Aha! : The Game Project

How might we engage teachers, the people who know best, into a robust conversation that results in ideas for the Innovation Plan?

Giving a voice to classroom teachers has shown to be a key variable for success. To help the partnership between Ball State University (BSU) and Muncie community Schools (MCS), a team of Emerging Media Design and Development graduate students, Debbie Parker, Amy Gibbs, and Kate Bramlett, created a plan to facilitate interactive sessions with all Muncie Schools’ teachers and staffs to generate ideas. 

The 90-minute interactive sessions included two parts. First, participants listed strengths, weaknesses, opportunities, and threats specific to their schools, also known as a SWOT analysis. Second, participants divided into groups and played Aha! The Game, developed by the graduate students. Ninety-eight educators from 10 Muncie schools participated in the sessions.

Aha: The Game image

Aha!: The Game was created by a team of Emerging Media Design and Development graduate students, Debbie Parker, Amy Gibbs, and Kate Bramlett, to help facilitate interactive school-improvement brainstorming sessions with school teachers and staff. 

The Next Steps

The teachers were provided with a situation that would remove restrictive problems and free creative thinking.
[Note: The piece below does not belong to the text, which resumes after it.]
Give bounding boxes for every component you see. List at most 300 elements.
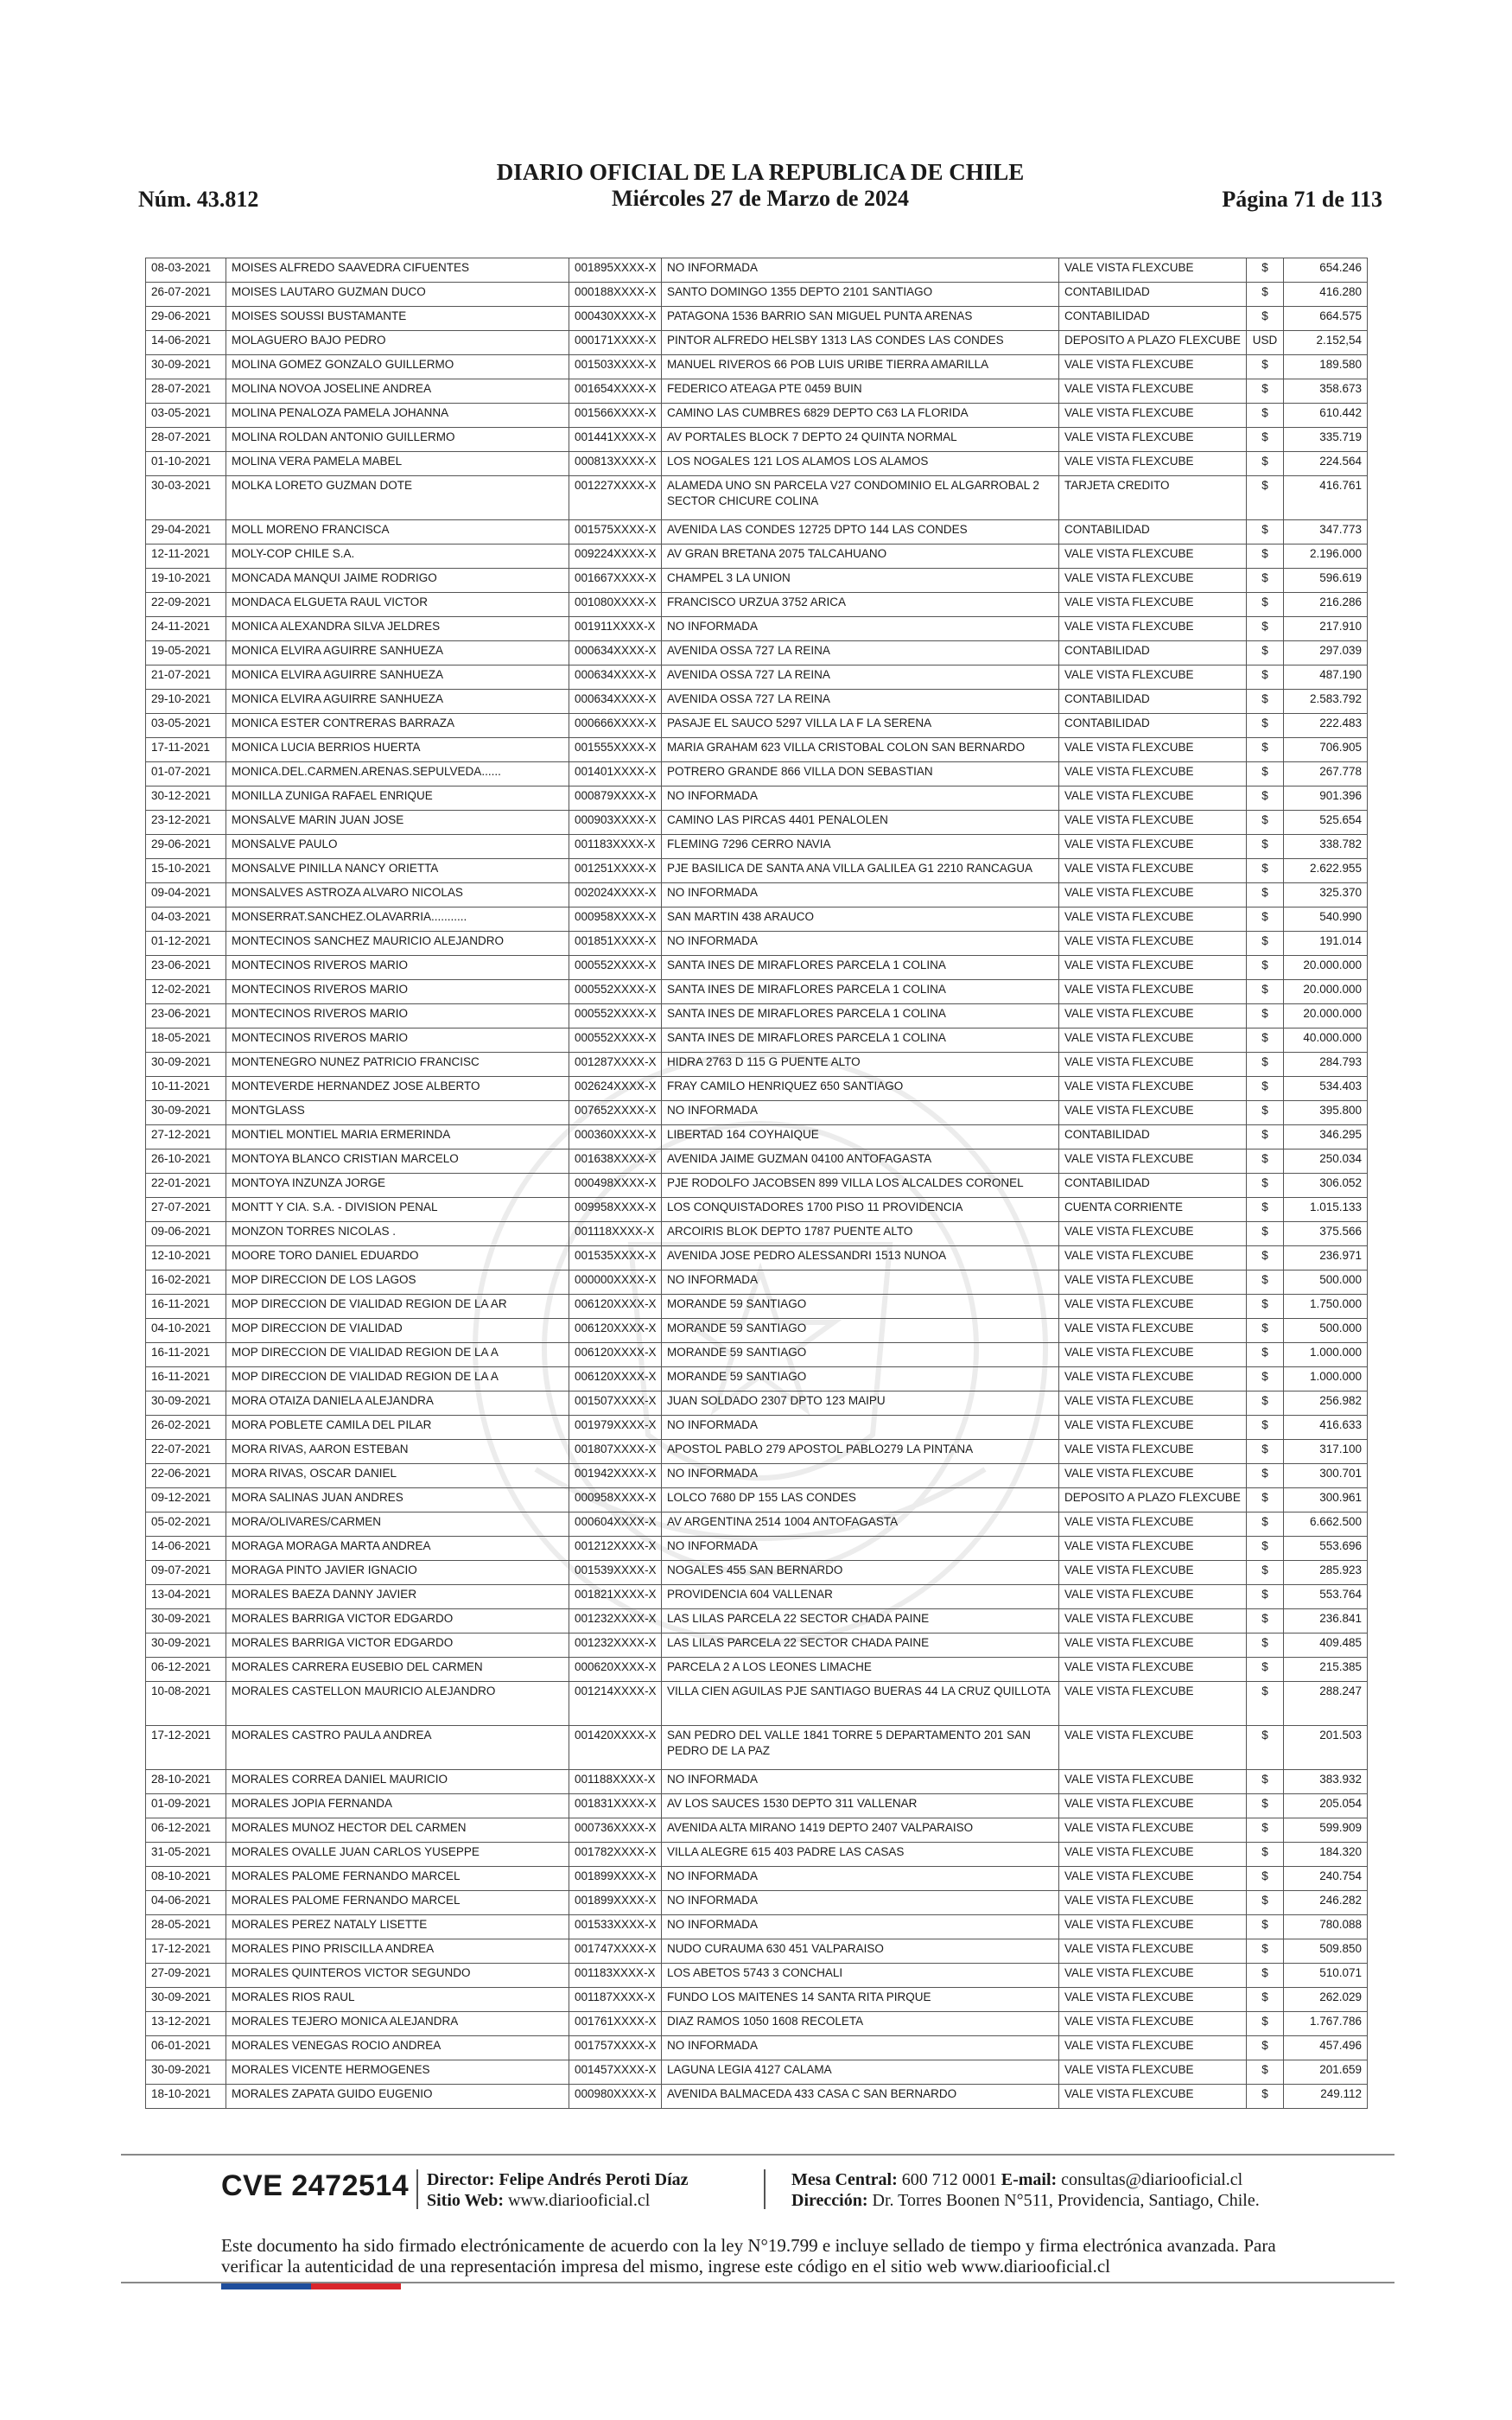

After reviewing their assigned situation, teachers were given 25 minutes to create a solution prototype to one of the seven themes identified during our first session. 

Six of the seven themes were chosen by teachers, and 10 solution prototypes were created.

The graduate team distilled all of the teachers’ ideas from Aha! The Game into seven key themes. Many of the themes identified from these sessions were common problems found in most schools across America. Although there were a few  innovative ideas generated from teachers, it appeared they needed a different framework to elevate their creative thinking. The graduate students decided to return to schools to first validate the themes synthesized from the data with a short survey and conduct a second design thinking session with teachers.